Fortunately, statistics has a solution, or shall we say a workaround, for this. We simply take the arithmetic average of the two middle values as the median. Therefore, unlike the mode, there can only be a single median for a data set.

Microsoft Excel has a simple function to calculate the median, and it’ll do the ordering and all that for you. Simply key in =MEDIAN() and select the complete data set within the brackets, and hit enter.

The data that we used above has an odd number of values.

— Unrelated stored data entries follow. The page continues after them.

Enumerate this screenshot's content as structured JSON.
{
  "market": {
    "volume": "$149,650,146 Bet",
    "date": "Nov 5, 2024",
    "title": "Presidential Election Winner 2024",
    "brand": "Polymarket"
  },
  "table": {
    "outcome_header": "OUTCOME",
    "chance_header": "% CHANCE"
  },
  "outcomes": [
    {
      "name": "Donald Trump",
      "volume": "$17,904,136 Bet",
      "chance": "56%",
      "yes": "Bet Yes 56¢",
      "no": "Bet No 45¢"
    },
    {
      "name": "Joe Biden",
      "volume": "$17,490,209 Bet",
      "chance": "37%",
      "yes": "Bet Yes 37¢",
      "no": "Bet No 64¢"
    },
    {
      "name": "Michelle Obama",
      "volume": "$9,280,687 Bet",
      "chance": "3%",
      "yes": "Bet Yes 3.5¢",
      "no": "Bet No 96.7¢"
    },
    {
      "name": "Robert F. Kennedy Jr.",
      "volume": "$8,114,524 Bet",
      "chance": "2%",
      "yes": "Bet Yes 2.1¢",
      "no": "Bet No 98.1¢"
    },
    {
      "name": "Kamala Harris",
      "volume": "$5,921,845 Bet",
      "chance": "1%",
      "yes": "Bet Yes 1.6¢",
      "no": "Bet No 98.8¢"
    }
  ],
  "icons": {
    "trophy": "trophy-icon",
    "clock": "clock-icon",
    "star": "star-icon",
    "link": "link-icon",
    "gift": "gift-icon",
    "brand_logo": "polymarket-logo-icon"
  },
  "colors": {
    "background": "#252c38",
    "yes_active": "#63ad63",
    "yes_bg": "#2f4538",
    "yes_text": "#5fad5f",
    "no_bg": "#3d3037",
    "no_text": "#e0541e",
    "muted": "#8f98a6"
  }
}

The ordered data set would contain – 23, 26, 27, 33, 33, 38, 42, 45, 47 – and the middle value is 33 (it lies right in the middle, and has four values on either side).



The arithmetic mean, or the average is perhaps the most commonly used measure of central tendency. In fact, it’s so common that ‘average’ is part of our daily lexicon, unlike median or mode. You probably know this already, but I’ll just state here anyway: average is calculate by dividing the sum of all the values, by the number of values in the data set.

Microsoft Excel does this with =AVERAGE() function, where the numbers in the set are included as arguments within the brackets.


Choosing which Measure to Use

Having three different measures of central tendency can be confusing. When should we use them? Are there particular types of data that are suited to one over another?

Mode is suited when there are variations in the data, because it isn’t affected by extreme values. Think of it – as long as most of the values remain, a huge change in one of the extreme values would not change the mode at all. Imagine, a company wants to order t-shirts for its staff. Unfortunately, they don’t have enough time to get everyone their correct size, and they can only buy all of them in the same size. What size should the company buy? The average size may not fit anyone well. The median size would be too big for half the employees, and too small for the other half. The modal size would fit the most people. That’s the best option, isn’t it?

The median is a good measure when we’re trying to get an idea about the proportions. For example, when trying to judge whether a company pays handsome salaries, it isn’t useful to use mode because the modal value may be a lower salary level at which many entry-level staff work. The mean isn’t meaningful either, because a few really high/low salaries can skew the average. A helpful measure to use here is the median. The median salary value would tell us that 50% of the employees are below that level. Similarly, when talking about how young or old a country’s population is, the measure used is the median.

The mean is always popular, but is best suited only when all the data points are comparable, and there are no extreme outlier values. We use mean all the time – average winter temperature, average height of a class, average number of phone calls made in a day, average number of emails received, and many more. If there are large variations in the data at hand, you must consider using an additional measure along with the mean.

Can Mean = Median = Mode?

If the data is distributed as a perfect normal distribution, then the mean, median and the mode would all be equal. The normal distribution is also called the bell curve because of its characteristic shape. The highest point of the bell curve has the most number of values, therefore that’s the mode. That point also divides the bell curve into two equal halves, therefore that’s the median. The mean also lies at the same point.